Performance considerations

  • Storage level: Cached DataFrames use MEMORY_AND_DISK, which spills to local disk if memory is insufficient. This prevents out-of-memory errors at the cost of slower disk reads.
  • Lifecycle management: The CacheManager tracks consumer completion and automatically unpersists DataFrames when no further consumers remain. A cleanup() call in a finally block ensures caches are released even when execution fails partway through.
  • Cache failures are non-fatal: If a persist or unpersist operation fails, the engine logs a warning and continues. Consumers fall back to reading from Delta directly. Caching improves performance but never affects correctness.
  • Scope: Caching operates within a single weave execution.

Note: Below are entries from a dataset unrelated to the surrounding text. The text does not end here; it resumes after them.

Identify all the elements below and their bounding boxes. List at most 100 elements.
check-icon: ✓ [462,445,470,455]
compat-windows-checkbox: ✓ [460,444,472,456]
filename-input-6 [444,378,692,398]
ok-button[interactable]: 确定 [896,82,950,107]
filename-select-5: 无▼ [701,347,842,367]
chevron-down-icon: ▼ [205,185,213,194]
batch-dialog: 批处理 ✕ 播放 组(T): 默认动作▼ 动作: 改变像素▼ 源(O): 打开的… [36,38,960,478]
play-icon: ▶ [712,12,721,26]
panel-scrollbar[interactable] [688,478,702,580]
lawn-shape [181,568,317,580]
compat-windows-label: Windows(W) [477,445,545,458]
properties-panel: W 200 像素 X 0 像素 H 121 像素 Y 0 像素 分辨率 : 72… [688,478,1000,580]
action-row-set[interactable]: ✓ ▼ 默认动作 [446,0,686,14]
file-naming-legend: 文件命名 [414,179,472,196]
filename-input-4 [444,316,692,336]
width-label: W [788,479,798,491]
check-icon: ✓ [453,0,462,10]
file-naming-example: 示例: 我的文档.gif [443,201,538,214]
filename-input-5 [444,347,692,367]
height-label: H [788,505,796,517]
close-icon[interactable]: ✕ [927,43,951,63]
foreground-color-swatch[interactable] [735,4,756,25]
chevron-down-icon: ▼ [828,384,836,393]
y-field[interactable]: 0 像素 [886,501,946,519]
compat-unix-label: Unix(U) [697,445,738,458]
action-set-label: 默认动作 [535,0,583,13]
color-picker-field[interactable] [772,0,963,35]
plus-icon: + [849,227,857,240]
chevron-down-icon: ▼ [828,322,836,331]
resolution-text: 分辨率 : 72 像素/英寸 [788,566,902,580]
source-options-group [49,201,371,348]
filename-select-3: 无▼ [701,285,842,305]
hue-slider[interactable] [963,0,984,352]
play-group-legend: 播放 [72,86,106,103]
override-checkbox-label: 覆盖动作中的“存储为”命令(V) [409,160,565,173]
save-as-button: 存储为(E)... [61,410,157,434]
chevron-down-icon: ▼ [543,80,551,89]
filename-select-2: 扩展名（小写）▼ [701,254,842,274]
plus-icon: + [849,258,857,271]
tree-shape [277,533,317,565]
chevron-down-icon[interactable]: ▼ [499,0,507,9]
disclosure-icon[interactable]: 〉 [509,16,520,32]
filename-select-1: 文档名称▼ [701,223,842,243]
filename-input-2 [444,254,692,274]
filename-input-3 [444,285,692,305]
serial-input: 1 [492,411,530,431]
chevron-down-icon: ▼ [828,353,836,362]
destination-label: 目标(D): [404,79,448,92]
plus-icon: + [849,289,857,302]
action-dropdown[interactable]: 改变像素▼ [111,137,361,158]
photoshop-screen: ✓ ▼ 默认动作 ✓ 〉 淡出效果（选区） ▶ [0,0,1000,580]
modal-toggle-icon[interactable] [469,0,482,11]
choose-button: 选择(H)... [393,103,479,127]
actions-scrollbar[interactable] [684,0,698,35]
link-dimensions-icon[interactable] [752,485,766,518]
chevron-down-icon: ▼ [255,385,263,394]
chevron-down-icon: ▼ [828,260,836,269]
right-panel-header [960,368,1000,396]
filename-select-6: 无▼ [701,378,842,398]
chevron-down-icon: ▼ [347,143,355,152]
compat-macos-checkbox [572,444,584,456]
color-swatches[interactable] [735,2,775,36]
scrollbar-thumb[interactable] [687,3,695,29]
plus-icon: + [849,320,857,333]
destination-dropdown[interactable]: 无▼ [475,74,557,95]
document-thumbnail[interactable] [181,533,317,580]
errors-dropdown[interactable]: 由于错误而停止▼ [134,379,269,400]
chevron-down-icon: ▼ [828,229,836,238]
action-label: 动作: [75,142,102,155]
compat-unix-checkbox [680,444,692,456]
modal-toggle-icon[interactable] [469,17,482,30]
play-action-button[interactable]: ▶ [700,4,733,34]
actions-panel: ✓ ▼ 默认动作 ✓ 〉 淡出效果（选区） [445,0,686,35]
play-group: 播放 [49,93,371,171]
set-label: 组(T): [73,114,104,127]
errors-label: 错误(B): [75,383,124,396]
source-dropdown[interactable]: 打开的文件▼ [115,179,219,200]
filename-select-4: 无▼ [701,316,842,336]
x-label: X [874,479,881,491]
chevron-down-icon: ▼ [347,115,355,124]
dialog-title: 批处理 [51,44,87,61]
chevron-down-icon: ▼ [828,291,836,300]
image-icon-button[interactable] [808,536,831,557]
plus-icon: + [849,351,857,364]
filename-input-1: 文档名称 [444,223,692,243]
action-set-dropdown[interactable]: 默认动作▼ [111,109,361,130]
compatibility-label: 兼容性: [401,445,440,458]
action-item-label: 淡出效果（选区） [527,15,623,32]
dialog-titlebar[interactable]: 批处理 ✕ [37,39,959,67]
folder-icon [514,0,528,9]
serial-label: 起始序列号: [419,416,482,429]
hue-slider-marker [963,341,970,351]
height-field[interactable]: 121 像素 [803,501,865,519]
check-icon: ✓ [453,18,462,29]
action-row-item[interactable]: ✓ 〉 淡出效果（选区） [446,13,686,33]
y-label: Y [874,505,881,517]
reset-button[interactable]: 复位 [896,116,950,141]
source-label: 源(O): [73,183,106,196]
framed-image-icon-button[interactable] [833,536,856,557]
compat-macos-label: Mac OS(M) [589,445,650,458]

Cached DataFrames do not persist across weave boundaries or Spark sessions.

Step 4 - Use weave-level lookups

Execution PlanExternal LookupsGroup 0: dim_product*Lookup materialization pointdim_product → cache (internal)Group 1: fact_orders, fact_returnsref.regions(pre-materialized)

External lookups (not produced by any thread in the weave) are materialized before the first execution group.

dim_productfact_ordersfact_returns producer completes lookup available available from start

For shared reference datasets, weave-level lookups provide more control than thread-level caching. Define the lookup in the weave's lookups block and reference it from thread sources:

# orders.weave
config_version: "1.0"

lookups:
  dim_product:
    source:
      type: delta
      alias: silver.dim_product
    materialize: true
    strategy: cache

threads:
  - ref: facts/fact_orders.thread
  - ref: facts/fact_returns.thread
# facts/fact_orders.thread — references the lookup
sources:
  orders:
    type: delta
    alias: raw.orders
  products:
    lookup: dim_product   # resolved from the weave's lookups map

steps:
  - join:
      source: products
      type: left
      on: [product_id]

The lookup is read once before threads start and shared across all threads that reference it. Choose strategy: broadcast for small datasets that benefit from Spark broadcast join hints, or strategy: cache (the default) for larger datasets.

Step 5 -- Narrow a lookup for efficiency

When a lookup table has many columns but threads only need a few, use narrow lookup fields to reduce memory:

lookups:
  dim_product:
    source:
      type: delta
      alias: silver.dim_product
    materialize: true
    key: [product_id]
    values: [product_name, category]
    filter: "is_active = true"
    unique_key: true
Field Purpose
key Join key columns — always retained in the projection
values Payload columns to keep. Only key + values columns are cached.
filter SQL WHERE expression applied before projection
unique_key Validate that key columns are unique after filtering
on_failure Behavior on duplicate keys: "abort" (default) or "warn"

key and values must not overlap. If values is set, key is required.

Verify caching behavior

Use plan mode to check which threads are cache targets before running:

result = ctx.run("orders.weave", mode="plan")
print(result.summary())      # cache targets are marked with an asterisk (e.g., dim_product*)
print(result.explain())      # "Cache targets" section lists each target and consumer count

To observe cache lifecycle events at runtime, use verbose or debug log level:

ctx = Context(spark, "my-project.weevr", log_level="verbose")
result = ctx.run("orders.weave")

Look for these log entries:

  • Thread auto-cachingCached output of thread and Unpersisted cached output of thread confirm the CacheManager is persisting and releasing thread outputs.
  • Lookup materializationMaterialized lookup '<name>' confirms weave-level lookups are being pre-read and cached.